Honestly, if someone would’ve told me that I’d willingly be going to see a movie starring Ashton Kutcher, I probably would’ve just laughed in their face as I’m not exactly what you’d call a fan. But, I’ve always been an Apple Computer guy and more specifically a Macintosh user. I’ve sworn by Macs since the SE days and still use them today. So when I hear that Ashton Kutcher is playing Steve Jobs in a docudrama about Jobs’ life, well I have to take notice and I also have to admit, Kutcher certainly looks the part.
Jobs is the story of the rise of college drop-out Steve Jobs to becoming one of the most creative and honored entrepreneurs of our time. This follows Jobs’ career from building Apple Computer out of his parents’ garage all the way to the introduction of the iPod in 2001. Jobs comes to us from director Joshua Michael Stern who prior to this directed the movie Swing Vote starring Kevin Costner (which I have not seen). The fodder is certainly here for an entertaining movie and it’s been seen before in a fine effort from the TNT cable network, an adaptation of the book, Pirates of Silicon Valley that contrasted the rise of both Steve Jobs and Bill Gates (starring Noah Wyle and Anthony Michael Hall respectively). Unfortunately, this theatrical effort doesn’t exactly do much to make it more than a glorified TV movie, feeling more like an outline that hits the high points, but finds little to glue it all together much less make you feel the drive that Jobs had.
This feels like it’s missing entire chunks of Jobs’ life like explaining further about the deep friendship between Jobs and Steve Wozniak, who many see as the heart of Apple. Further, this tells us of Jobs’ rejection of his pregnant girlfriend and his daughter, but then later picks up with Jobs taking his daughter into his life with only a simple scene of Jobs looking at one of his daughter’s letters being the transition point. These are, at least to me, two very key points in Jobs life that brought about a personal change that allowed him to come back to Apple in 1996, and yet there’s little here to help illustrate that.
The way this is all put together feels extremely rushed and by the numbers, and as far as I know, that just might’ve been Stern’s intent, but it fails on making this magnetic storytelling.
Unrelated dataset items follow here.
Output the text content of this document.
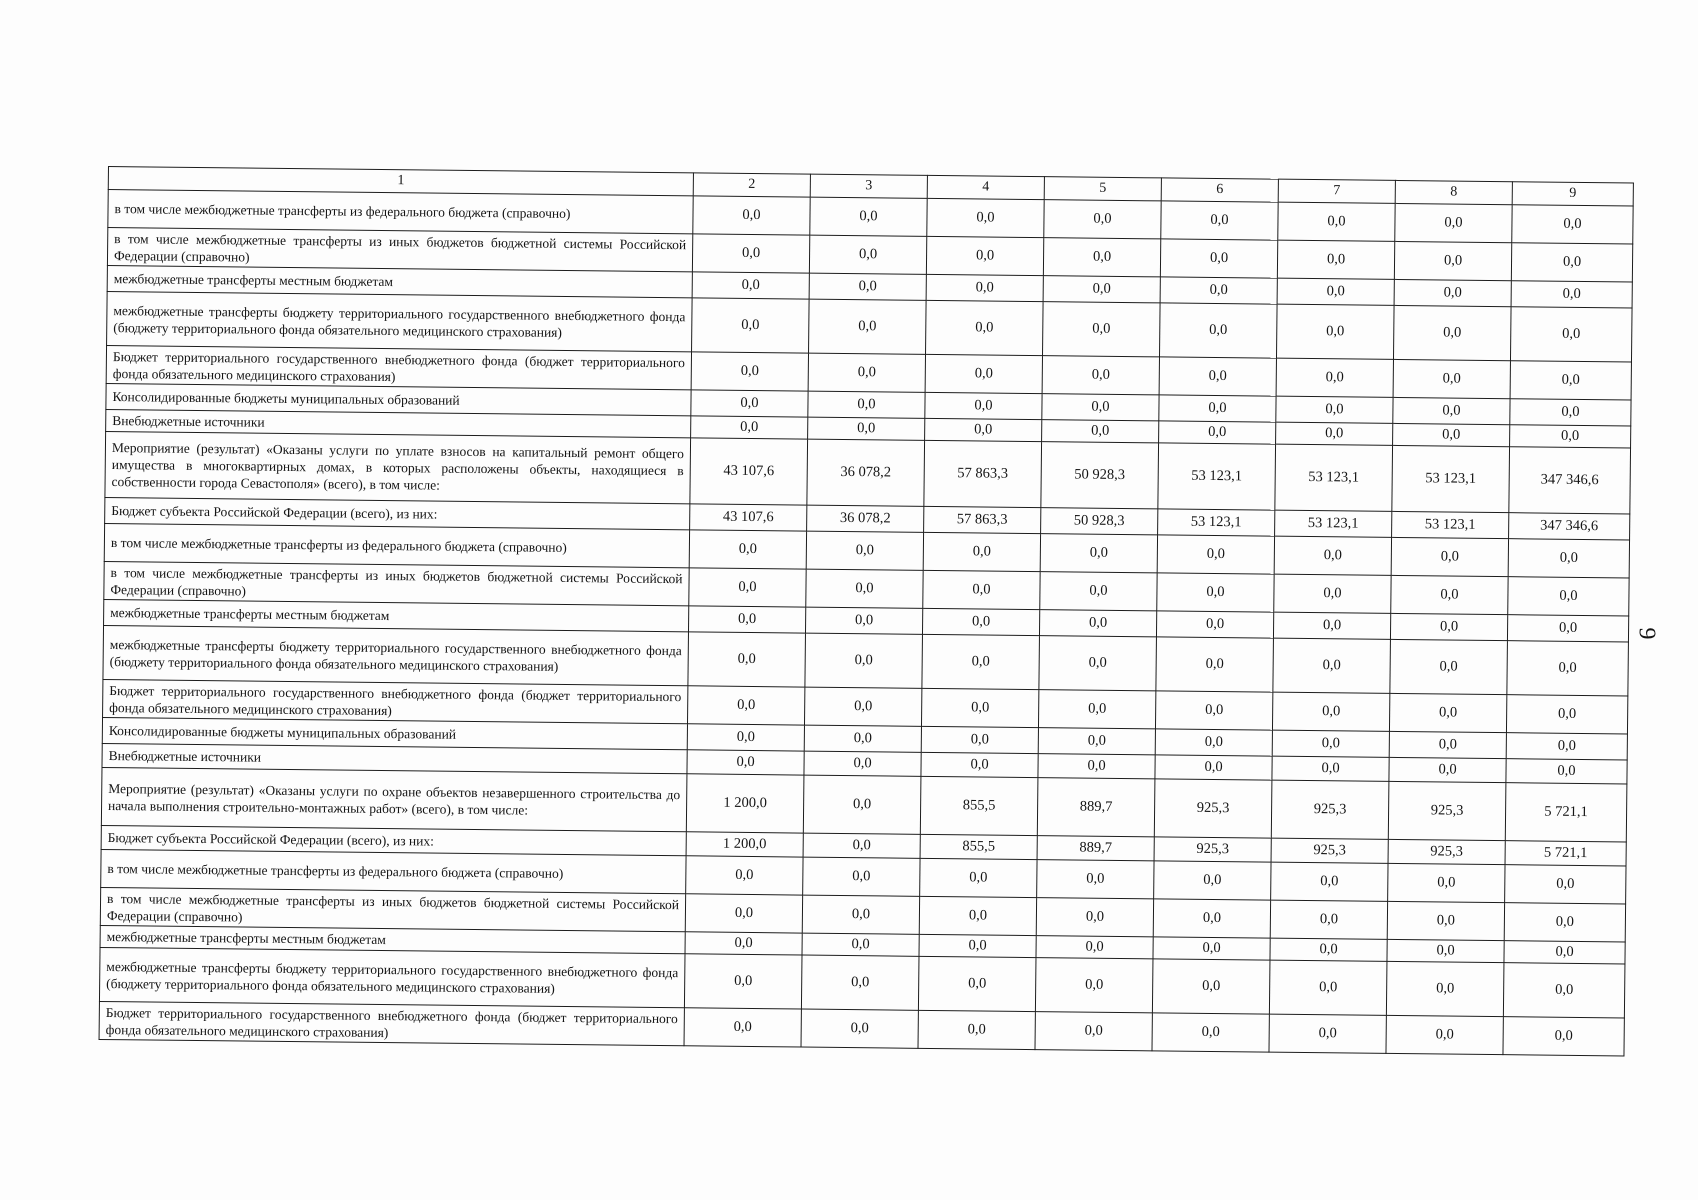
1	2	3	4	5	6	7	8	9
в том числе межбюджетные трансферты из федерального бюджета (справочно)	0,0	0,0	0,0	0,0	0,0	0,0	0,0	0,0
в том числе межбюджетные трансферты из иных бюджетов бюджетной системы Российской Федерации (справочно)	0,0	0,0	0,0	0,0	0,0	0,0	0,0	0,0
межбюджетные трансферты местным бюджетам	0,0	0,0	0,0	0,0	0,0	0,0	0,0	0,0
межбюджетные трансферты бюджету территориального государственного внебюджетного фонда (бюджету территориального фонда обязательного медицинского страхования)	0,0	0,0	0,0	0,0	0,0	0,0	0,0	0,0
Бюджет территориального государственного внебюджетного фонда (бюджет территориального фонда обязательного медицинского страхования)	0,0	0,0	0,0	0,0	0,0	0,0	0,0	0,0
Консолидированные бюджеты муниципальных образований	0,0	0,0	0,0	0,0	0,0	0,0	0,0	0,0
Внебюджетные источники	0,0	0,0	0,0	0,0	0,0	0,0	0,0	0,0
Мероприятие (результат) «Оказаны услуги по уплате взносов на капитальный ремонт общего имущества в многоквартирных домах, в которых расположены объекты, находящиеся в собственности города Севастополя» (всего), в том числе:	43 107,6	36 078,2	57 863,3	50 928,3	53 123,1	53 123,1	53 123,1	347 346,6
Бюджет субъекта Российской Федерации (всего), из них:	43 107,6	36 078,2	57 863,3	50 928,3	53 123,1	53 123,1	53 123,1	347 346,6
в том числе межбюджетные трансферты из федерального бюджета (справочно)	0,0	0,0	0,0	0,0	0,0	0,0	0,0	0,0
в том числе межбюджетные трансферты из иных бюджетов бюджетной системы Российской Федерации (справочно)	0,0	0,0	0,0	0,0	0,0	0,0	0,0	0,0
межбюджетные трансферты местным бюджетам	0,0	0,0	0,0	0,0	0,0	0,0	0,0	0,0
межбюджетные трансферты бюджету территориального государственного внебюджетного фонда (бюджету территориального фонда обязательного медицинского страхования)	0,0	0,0	0,0	0,0	0,0	0,0	0,0	0,0
Бюджет территориального государственного внебюджетного фонда (бюджет территориального фонда обязательного медицинского страхования)	0,0	0,0	0,0	0,0	0,0	0,0	0,0	0,0
Консолидированные бюджеты муниципальных образований	0,0	0,0	0,0	0,0	0,0	0,0	0,0	0,0
Внебюджетные источники	0,0	0,0	0,0	0,0	0,0	0,0	0,0	0,0
Мероприятие (результат) «Оказаны услуги по охране объектов незавершенного строительства до начала выполнения строительно-монтажных работ» (всего), в том числе:	1 200,0	0,0	855,5	889,7	925,3	925,3	925,3	5 721,1
Бюджет субъекта Российской Федерации (всего), из них:	1 200,0	0,0	855,5	889,7	925,3	925,3	925,3	5 721,1
в том числе межбюджетные трансферты из федерального бюджета (справочно)	0,0	0,0	0,0	0,0	0,0	0,0	0,0	0,0
в том числе межбюджетные трансферты из иных бюджетов бюджетной системы Российской Федерации (справочно)	0,0	0,0	0,0	0,0	0,0	0,0	0,0	0,0
межбюджетные трансферты местным бюджетам	0,0	0,0	0,0	0,0	0,0	0,0	0,0	0,0
межбюджетные трансферты бюджету территориального государственного внебюджетного фонда (бюджету территориального фонда обязательного медицинского страхования)	0,0	0,0	0,0	0,0	0,0	0,0	0,0	0,0
Бюджет территориального государственного внебюджетного фонда (бюджет территориального фонда обязательного медицинского страхования)	0,0	0,0	0,0	0,0	0,0	0,0	0,0	0,0
9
Jobs really needed to look at something like David Fincher’s The Social Network and develop something that would’ve told this story in a more effective way, maybe not with the same sort of edge that The Social Network has, but with something that better illustrates the passion behind the creation. As an avid Mac user myself, I think going for a route in that direction at least would’ve been more of a draw for me as I know just how passionate Mac users can be about what they create with their machines.
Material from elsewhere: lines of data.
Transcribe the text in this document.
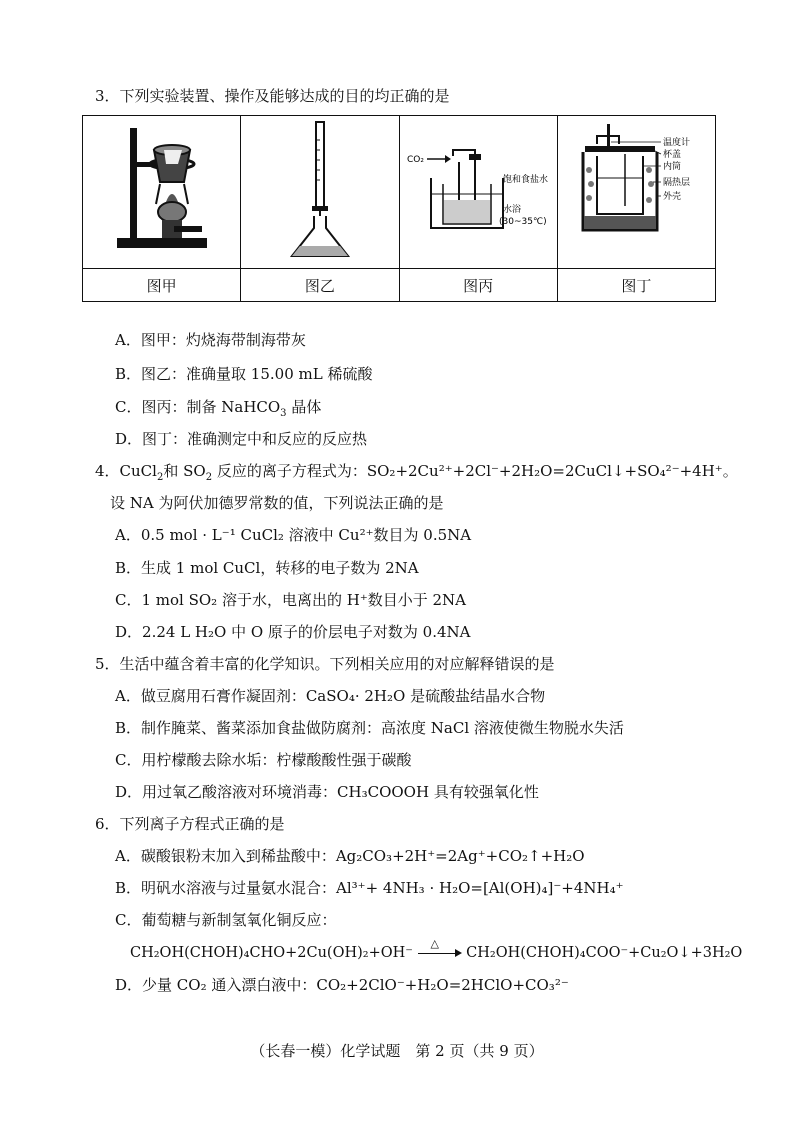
3．下列实验装置、操作及能够达成的目的均正确的是

CO₂
饱和食盐水
水浴
(30~35℃)	温度计
杯盖
内筒
隔热层
外壳

图甲	图乙	图丙	图丁
A．图甲：灼烧海带制海带灰
B．图乙：准确量取 15.00 mL 稀硫酸
C．图丙：制备 NaHCO$_3$ 晶体
D．图丁：准确测定中和反应的反应热
4．CuCl$_2$和 $SO_2$ 反应的离子方程式为：SO₂+2Cu²⁺+2Cl⁻+2H₂O=2CuCl↓+SO₄²⁻+4H⁺。
设 NA 为阿伏加德罗常数的值，下列说法正确的是
A．0.5 mol · L⁻¹ CuCl₂ 溶液中 Cu²⁺数目为 0.5NA
B．生成 1 mol CuCl，转移的电子数为 2NA
C．1 mol SO₂ 溶于水，电离出的 H⁺数目小于 2NA
D．2.24 L H₂O 中 O 原子的价层电子对数为 0.4NA
5．生活中蕴含着丰富的化学知识。下列相关应用的对应解释错误的是
A．做豆腐用石膏作凝固剂：CaSO₄· 2H₂O 是硫酸盐结晶水合物
B．制作腌菜、酱菜添加食盐做防腐剂：高浓度 NaCl 溶液使微生物脱水失活
C．用柠檬酸去除水垢：柠檬酸酸性强于碳酸
D．用过氧乙酸溶液对环境消毒：CH₃COOOH 具有较强氧化性
6．下列离子方程式正确的是
A．碳酸银粉末加入到稀盐酸中：Ag₂CO₃+2H⁺=2Ag⁺+CO₂↑+H₂O
B．明矾水溶液与过量氨水混合：Al³⁺+ 4NH₃ · H₂O=[Al(OH)₄]⁻+4NH₄⁺
C．葡萄糖与新制氢氧化铜反应：
CH₂OH(CHOH)₄CHO+2Cu(OH)₂+OH⁻
△
CH₂OH(CHOH)₄COO⁻+Cu₂O↓+3H₂O
D．少量 CO₂ 通入漂白液中：CO₂+2ClO⁻+H₂O=2HClO+CO₃²⁻
（长春一模）化学试题　第 2 页（共 9 页）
As I said at the start, I’m not really any sort of fan of Ashton Kutcher’s, but I do have to give him credit for taking this part and at least looking like he’s done his homework. Now with that said, I still think he falls a little short here looking more like he’s doing an impression than inhabiting a part. When I see one of his co-stars, Josh Gad (who plays Steve Wozniak) soldiering a motherboard, I get the impression that Gad knew what he was doing, but I don’t get the same vibe off of Kutcher’s performance. Further support is provided by Dermot Mulroney, Matthew Modine and J.K. Simmons (playing Mike Markula, John Sculley and Arthur Rock respectively) as the corporate body of Apple that wrests control away from Jobs. It’s serviceable work but that’s about it.
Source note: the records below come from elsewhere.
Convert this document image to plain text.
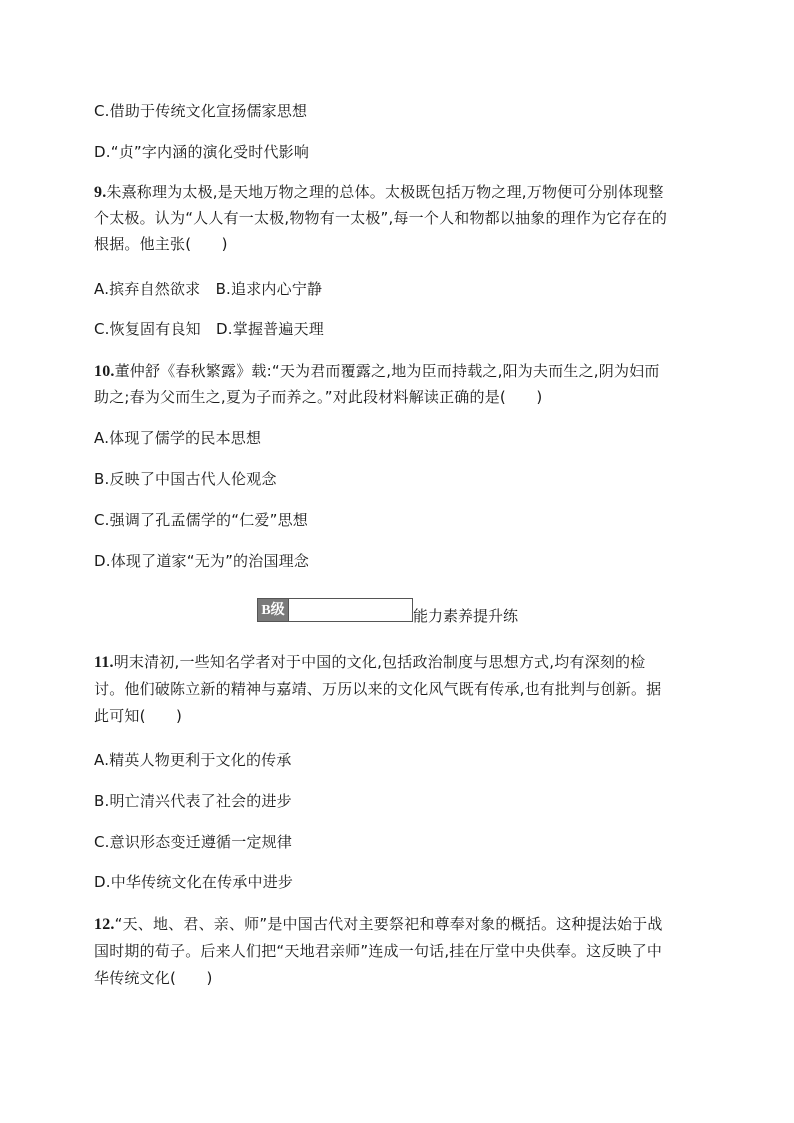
C.借助于传统文化宣扬儒家思想
D.“贞”字内涵的演化受时代影响
9.朱熹称理为太极,是天地万物之理的总体。太极既包括万物之理,万物便可分别体现整
个太极。认为“人人有一太极,物物有一太极”,每一个人和物都以抽象的理作为它存在的
根据。他主张(　　)
A.摈弃自然欲求　B.追求内心宁静
C.恢复固有良知　D.掌握普遍天理
10.董仲舒《春秋繁露》载:“天为君而覆露之,地为臣而持载之,阳为夫而生之,阴为妇而
助之;春为父而生之,夏为子而养之。”对此段材料解读正确的是(　　)
A.体现了儒学的民本思想
B.反映了中国古代人伦观念
C.强调了孔孟儒学的“仁爱”思想
D.体现了道家“无为”的治国理念
B级	能力素养提升练
11.明末清初,一些知名学者对于中国的文化,包括政治制度与思想方式,均有深刻的检
讨。他们破陈立新的精神与嘉靖、万历以来的文化风气既有传承,也有批判与创新。据
此可知(　　)
A.精英人物更利于文化的传承
B.明亡清兴代表了社会的进步
C.意识形态变迁遵循一定规律
D.中华传统文化在传承中进步
12.“天、地、君、亲、师”是中国古代对主要祭祀和尊奉对象的概括。这种提法始于战
国时期的荀子。后来人们把“天地君亲师”连成一句话,挂在厅堂中央供奉。这反映了中
华传统文化(　　)
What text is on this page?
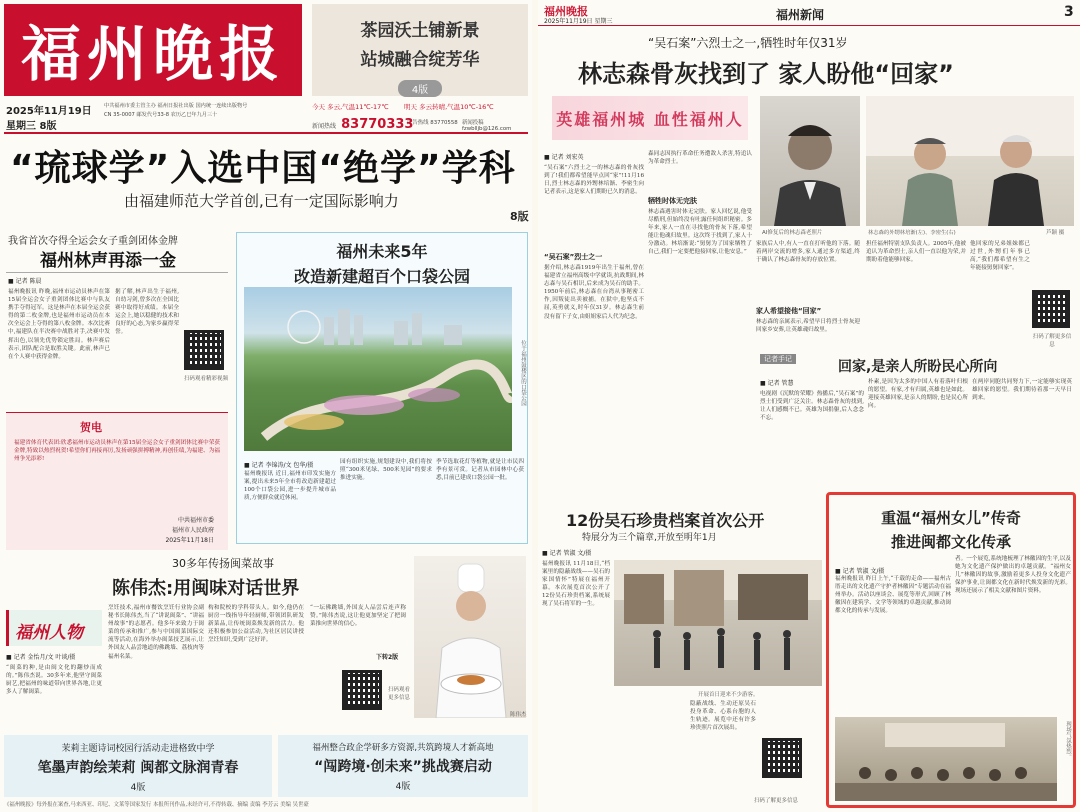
福州晚报	茶园沃土铺新景
站城融合绽芳华
4版
2025年11月19日
星期三 8版
中共福州市委主管主办 福州日报社出版 国内统一连续出版物号 CN 35-0007 邮发代号33-8 农历乙巳年九月三十
今天 多云,气温11℃-17℃ 明天 多云转晴,气温10℃-16℃
新闻热线 83770333
广告热线 83770558 新闻投稿 fzwblljb@126.com
“琉球学”入选中国“绝学”学科
由福建师范大学首创,已有一定国际影响力
8版
我省首次夺得全运会女子重剑团体金牌
福州林声再添一金
■ 记者 陈晨
福州晚报讯 昨晚,福州市运动员林声在第15届全运会女子重剑团体比赛中与队友携手夺得冠军。这是林声在本届全运会获得的第二枚金牌,也是福州市运动员在本次全运会上夺得的第八枚金牌。本次比赛中,福建队在半决赛中战胜对手,决赛中发挥出色,以领先优势锁定胜局。林声赛后表示,团队配合是取胜关键。此前,林声已在个人赛中获得金牌。
据了解,林声出生于福州,自幼习剑,曾多次在全国比赛中取得好成绩。本届全运会上,她以稳健的技术和良好的心态,为家乡赢得荣誉。
扫码观看精彩视频
贺电
福建省体育代表团:欣悉福州市运动员林声在第15届全运会女子重剑团体比赛中荣获金牌,特致以热烈祝贺!希望你们再接再厉,发扬顽强拼搏精神,再创佳绩,为福建、为福州争光添彩!
中共福州市委
福州市人民政府
2025年11月18日
福州未来5年
改造新建超百个口袋公园
位于福州鼓楼区的口袋公园
■ 记者 李锦涛/文 包华/摄
福州晚报讯 近日,福州市印发实施方案,提出未来5年全市将改造新建超过100个口袋公园,进一步提升城市品质,方便群众就近休闲。
园有组织实施,规划建设中,我们将按照“300米见绿、500米见园”的要求推进实施。
季节选取花灯等植物,就是让市民四季有景可赏。记者从市园林中心获悉,目前已建成口袋公园一批。
30多年传扬闽菜故事
陈伟杰:用闽味对话世界
福州人物
■ 记者 金怡月/文 叶谈/摄
“闽菜的种,是由闽文化的翻炒而成的。”陈伟杰说。30多年来,他坚守闽菜厨艺,把福州的味道带向世界各地,让更多人了解闽菜。
烹饪技术,福州市餐饮烹饪行业协会副秘书长陈伟杰,当了“讲说闽菜”、“讲福州故事”的志愿者。他多年来致力于闽菜的传承和推广,参与中国闽菜国际交流等活动,在海外举办闽菜技艺展示,让外国友人品尝地道的佛跳墙、荔枝肉等福州名菜。
构和院校的学科带头人。如今,他仍在厨房一线指导年轻厨师,带领团队研发新菜品,让传统闽菜焕发新的活力。他还积极参加公益活动,为社区居民讲授烹饪知识,受到广泛好评。
“一坛佛跳墙,外国友人品尝后连声称赞。”陈伟杰说,这让他更加坚定了把闽菜推向世界的信心。
下转2版
扫码观看更多信息
陈伟杰
茉莉主题诗词校园行活动走进格致中学
笔墨声韵绘茉莉 闽都文脉润青春
4版
福州整合政企学研多方资源,共筑跨境人才新高地
“闯跨境·创未来”挑战赛启动
4版
《福州晚报》每外报在案查,马来西亚、印尼、文莱等国家发行 本报所刊作品,未经许可,不得转载、摘编 责编 李芳云 美编 吴世豪
福州晚报
2025年11月19日 星期三	福州新闻	3
“吴石案”六烈士之一,牺牲时年仅31岁
林志森骨灰找到了 家人盼他“回家”
英雄福州城 血性福州人
■ 记者 刘宏英
“吴石案”六烈士之一的林志森的骨灰找到了!我们都希望能早点回“家”!11月16日,烈士林志森的外甥林培渐、李密生向记者表示,这是家人们期盼已久的消息。
“吴石案”烈士之一
据介绍,林志森1919年出生于福州,曾在福建省立福州高级中学就读,抗战期间,林志森与吴石相识,后来成为吴石的助手。1950年前后,林志森在台湾从事秘密工作,因叛徒出卖被捕。在狱中,他坚贞不屈,英勇就义,时年仅31岁。林志森生前没有留下子女,由姐姐家后人代为纪念。
森同志因执行革命任务遭敌人杀害,特追认为革命烈士。
牺牲时体无完肤
林志森遇害时体无完肤。家人回忆说,他受尽酷刑,但始终没有吐露任何组织秘密。多年来,家人一直在寻找他的骨灰下落,希望能让他魂归故里。这次终于找到了,家人十分激动。林培渐说:“舅舅为了国家牺牲了自己,我们一定要把他接回家,让他安息。”
AI修复后的林志森老照片	林志森的外甥林培渐(左)、李密生(右)	芦颖 摄
家族后人中,有人一直在打听他的下落。随着两岸交流的增多,家人通过多方渠道,终于确认了林志森骨灰的存放位置。
家人希望接他“回家”
林志森的亲属表示,希望早日将烈士骨灰迎回家乡安葬,让英雄魂归故里。
担任福州特别支队负责人。2005年,他被追认为革命烈士,亲人们一直以他为荣,并期盼着他能够回家。
他回家的兄弟姐妹都已过世,外甥们年事已高,“我们都希望有生之年能接舅舅回家”。
扫码了解更多信息
记者手记	回家,是亲人所盼民心所向
■ 记者 管慧
电视剧《沉默的荣耀》热播后,“吴石案”的烈士们受到广泛关注。林志森骨灰的找到,让人们感慨不已。英雄为国捐躯,后人念念不忘。
朴素,是因为太多的中国人有着落叶归根的愿望。有家,才有归属,英雄也是如此。迎接英雄回家,是亲人的期盼,也是民心所向。
在两岸同胞共同努力下,一定能够实现英雄回家的愿望。我们期待着那一天早日到来。
12份吴石珍贵档案首次公开
特展分为三个篇章,开放至明年1月
■ 记者 管淑 文/摄
福州晚报讯 11月18日,“档案里的隐蔽战线——吴石的家国情怀”特展在福州开幕。本次展览首次公开了12份吴石珍贵档案,系统展现了吴石将军的一生。
开展首日迎来不少游客。
隐蔽战线、生动还原吴石投身革命、心系台胞的人生轨迹。展览中还有许多珍贵照片首次展出。
扫码了解更多信息
重温“福州女儿”传奇
推进闽都文化传承
■ 记者 管淑 文/摄
福州晚报讯 昨日上午,“千载的走命——福州古厝走出的文化遗产守护者林徽因”专题活动在福州举办。活动以座谈会、展览等形式,回顾了林徽因在建筑学、文学等领域的卓越贡献,推动闽都文化的传承与发展。
者。一个展览,系统地梳理了林徽因的生平,以及她为文化遗产保护做出的卓越贡献。“福州女儿”林徽因的故事,激励着更多人投身文化遗产保护事业,让闽都文化在新时代焕发新的光彩。现场还展示了相关文献和图片资料。
现场气氛热烈。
As a Mac user, I really wanted to like Jobs a lot more and there are certainly parts here that I did enjoy (the scenes where Steve Wozniak leaves Apple and where Jobs loses control of Apple come immediately to mind). But it still feels like there’s way too much missing that could’ve made this a more full experience. Sure, it’s certainly understandable that you can’t get in every little point to fit into a two-hour time frame, but still Jobs needed another pass at the script to get something that felt like a little more than a script outline.